Apparently the English Cricket Board does not allow players to choose between playing either one day or Twenty20 formats. It’s all or nothing, and KP is opting for nothing.
But he is also on record as saying that “were the selection criteria not in place, I would have readily played for England in the upcoming ICC World Twenty20.” Clearly, Pietersen is not one to be tied down, either by the opposition bowlers or by the dictates of the English game’s governing body.
We know about his headstrong antics: his spat with Peter Moores, then the England coach, in India, and his recent tweeting denunciation – which incurred a reported 3,000-pound fine – of Nick Knight’s role as a cricket commentator.
There must be other reasons. In company with several other English Test players including Graeme Swann, he apparently now has less enthusiasm for “one dayers”, despite 4,184 runs at an average of over 48 in that format.
It is also evident that, at 31, he feels the need to conserve his energies and, in his own words, “to consider the intensity of the schedule and the increasing demands on my body”.
That may well be a fair assessment, but it is worth remembering that other top-notch batsmen – Ponting, Kallis, Tendulkar and Hussey among them – have continued to play limited-overs cricket with considerable success until their late thirties.
Perhaps KP has other agendas. The shortened forms of the game demand that players attempt more precarious shots, and even, in Pietersen’s case, invent them. Indeed, he is widely known for popularizing the “switch hit”, whereby a player changes his stance during the bowler’s run-up, and plays as a left-hander.

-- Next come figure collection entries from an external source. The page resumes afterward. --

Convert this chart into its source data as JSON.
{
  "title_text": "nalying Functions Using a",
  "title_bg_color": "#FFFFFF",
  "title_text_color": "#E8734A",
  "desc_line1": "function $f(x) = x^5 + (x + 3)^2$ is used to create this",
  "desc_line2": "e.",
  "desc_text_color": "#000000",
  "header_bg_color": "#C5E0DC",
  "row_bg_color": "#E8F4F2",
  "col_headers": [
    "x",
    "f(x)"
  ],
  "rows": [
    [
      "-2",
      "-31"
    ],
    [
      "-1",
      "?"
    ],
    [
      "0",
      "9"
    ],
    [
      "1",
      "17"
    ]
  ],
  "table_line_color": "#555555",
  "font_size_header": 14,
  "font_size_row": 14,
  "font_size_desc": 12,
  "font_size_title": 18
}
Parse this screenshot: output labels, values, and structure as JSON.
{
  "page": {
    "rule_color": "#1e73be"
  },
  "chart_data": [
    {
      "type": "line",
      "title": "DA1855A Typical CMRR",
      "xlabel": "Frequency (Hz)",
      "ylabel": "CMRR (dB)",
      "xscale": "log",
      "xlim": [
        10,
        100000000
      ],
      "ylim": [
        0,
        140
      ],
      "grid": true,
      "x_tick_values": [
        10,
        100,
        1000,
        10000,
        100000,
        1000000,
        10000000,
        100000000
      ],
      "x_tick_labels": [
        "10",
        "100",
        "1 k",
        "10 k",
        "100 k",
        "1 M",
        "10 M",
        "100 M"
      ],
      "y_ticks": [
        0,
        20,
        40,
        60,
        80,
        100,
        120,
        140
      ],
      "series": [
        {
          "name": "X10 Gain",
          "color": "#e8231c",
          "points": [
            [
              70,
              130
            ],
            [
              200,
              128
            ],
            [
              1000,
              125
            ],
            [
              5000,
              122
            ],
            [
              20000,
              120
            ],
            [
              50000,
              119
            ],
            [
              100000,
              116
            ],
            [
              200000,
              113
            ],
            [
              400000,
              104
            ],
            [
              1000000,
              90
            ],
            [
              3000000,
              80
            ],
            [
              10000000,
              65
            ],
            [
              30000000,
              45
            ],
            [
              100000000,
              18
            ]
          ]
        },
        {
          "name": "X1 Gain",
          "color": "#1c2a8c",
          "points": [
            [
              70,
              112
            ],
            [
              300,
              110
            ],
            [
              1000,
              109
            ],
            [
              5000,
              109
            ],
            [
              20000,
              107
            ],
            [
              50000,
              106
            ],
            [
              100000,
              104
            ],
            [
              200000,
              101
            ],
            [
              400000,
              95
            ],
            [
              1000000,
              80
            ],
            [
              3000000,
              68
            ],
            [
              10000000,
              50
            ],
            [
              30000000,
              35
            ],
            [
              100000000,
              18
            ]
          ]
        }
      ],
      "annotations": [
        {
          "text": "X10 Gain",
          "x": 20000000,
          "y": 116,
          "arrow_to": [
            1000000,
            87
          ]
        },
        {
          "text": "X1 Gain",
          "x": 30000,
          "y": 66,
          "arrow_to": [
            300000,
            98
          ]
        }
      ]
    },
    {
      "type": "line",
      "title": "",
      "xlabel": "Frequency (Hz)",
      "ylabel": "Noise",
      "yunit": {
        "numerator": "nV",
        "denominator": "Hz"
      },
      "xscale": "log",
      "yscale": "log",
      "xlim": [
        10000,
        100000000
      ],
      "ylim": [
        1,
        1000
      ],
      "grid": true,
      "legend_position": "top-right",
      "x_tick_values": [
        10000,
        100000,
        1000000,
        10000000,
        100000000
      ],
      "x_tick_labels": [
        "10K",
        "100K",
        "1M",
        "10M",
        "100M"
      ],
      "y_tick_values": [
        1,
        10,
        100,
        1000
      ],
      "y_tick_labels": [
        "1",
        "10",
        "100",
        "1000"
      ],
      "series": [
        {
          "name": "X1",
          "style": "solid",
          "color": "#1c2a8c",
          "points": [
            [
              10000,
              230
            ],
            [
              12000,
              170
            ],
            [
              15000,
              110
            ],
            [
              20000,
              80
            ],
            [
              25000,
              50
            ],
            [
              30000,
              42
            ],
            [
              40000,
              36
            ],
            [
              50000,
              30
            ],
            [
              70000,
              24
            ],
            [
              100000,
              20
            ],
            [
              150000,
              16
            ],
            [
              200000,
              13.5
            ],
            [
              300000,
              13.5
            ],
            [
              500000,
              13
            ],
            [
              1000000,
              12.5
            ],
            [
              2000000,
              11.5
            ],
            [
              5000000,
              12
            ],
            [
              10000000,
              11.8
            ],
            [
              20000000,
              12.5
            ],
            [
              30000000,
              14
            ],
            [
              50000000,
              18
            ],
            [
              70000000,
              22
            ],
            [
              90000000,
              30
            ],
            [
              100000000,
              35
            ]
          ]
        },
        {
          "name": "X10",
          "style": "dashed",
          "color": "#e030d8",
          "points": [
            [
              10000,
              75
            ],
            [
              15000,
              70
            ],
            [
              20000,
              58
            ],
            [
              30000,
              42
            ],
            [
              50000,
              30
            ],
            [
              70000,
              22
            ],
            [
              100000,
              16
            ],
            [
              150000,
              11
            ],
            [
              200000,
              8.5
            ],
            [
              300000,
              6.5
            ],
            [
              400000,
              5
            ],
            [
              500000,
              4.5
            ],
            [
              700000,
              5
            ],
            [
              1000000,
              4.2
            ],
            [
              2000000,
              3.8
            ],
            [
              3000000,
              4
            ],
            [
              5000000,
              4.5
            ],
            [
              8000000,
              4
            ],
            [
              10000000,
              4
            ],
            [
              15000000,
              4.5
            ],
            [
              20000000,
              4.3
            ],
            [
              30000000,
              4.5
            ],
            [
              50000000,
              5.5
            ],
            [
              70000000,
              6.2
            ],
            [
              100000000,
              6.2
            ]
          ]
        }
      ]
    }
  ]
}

As a batsman whose supreme gift lies in driving the ball straight and with great power in the “v” between mid-off and mid-on, he knows that contrived and cross-batted strokes are fraught with infinitely more risk than shots played with the full blade of the willow. As Eoin Morgan, a brilliant limited-overs player can attest, bringing your unconventional one-day shots to the test arena does not always work.
Money may be a factor. KP will still make himself eligible for the Indian league (IPL), where he plays for the Delhi Daredevils for a reputed fee of 1.28 million pounds. Not bad for six weeks’ work.
Certainly, the financial rewards in the sub-continent are far higher then anything he can earn by playing for his country. He is, moreover, a married man with a young family. Those considerations are bound to have played a part in his decision-making.
His resolve has polarized expert opinion. Jonathan Agnew of the BBC has defended his decision; so too Geoffrey Boycott, who maintains it is a distant legacy of his treatment by the selectors when they relieved him of the captaincy.
On the other hand, Patrick Collins of The Daily Mail has described it as “resentful”, and former captain Michael Vaughan as “staggering”. Unsurprisingly, the current England coach Andy Flower says he “tried to dissuade him”.
But unless there is a change of heart somewhere fast, Pietersen is going to be lost to the game of one-day cricket. England’s most exciting, most enigmatic, most powerful and arguably most talented batsman is going to be sorely missed.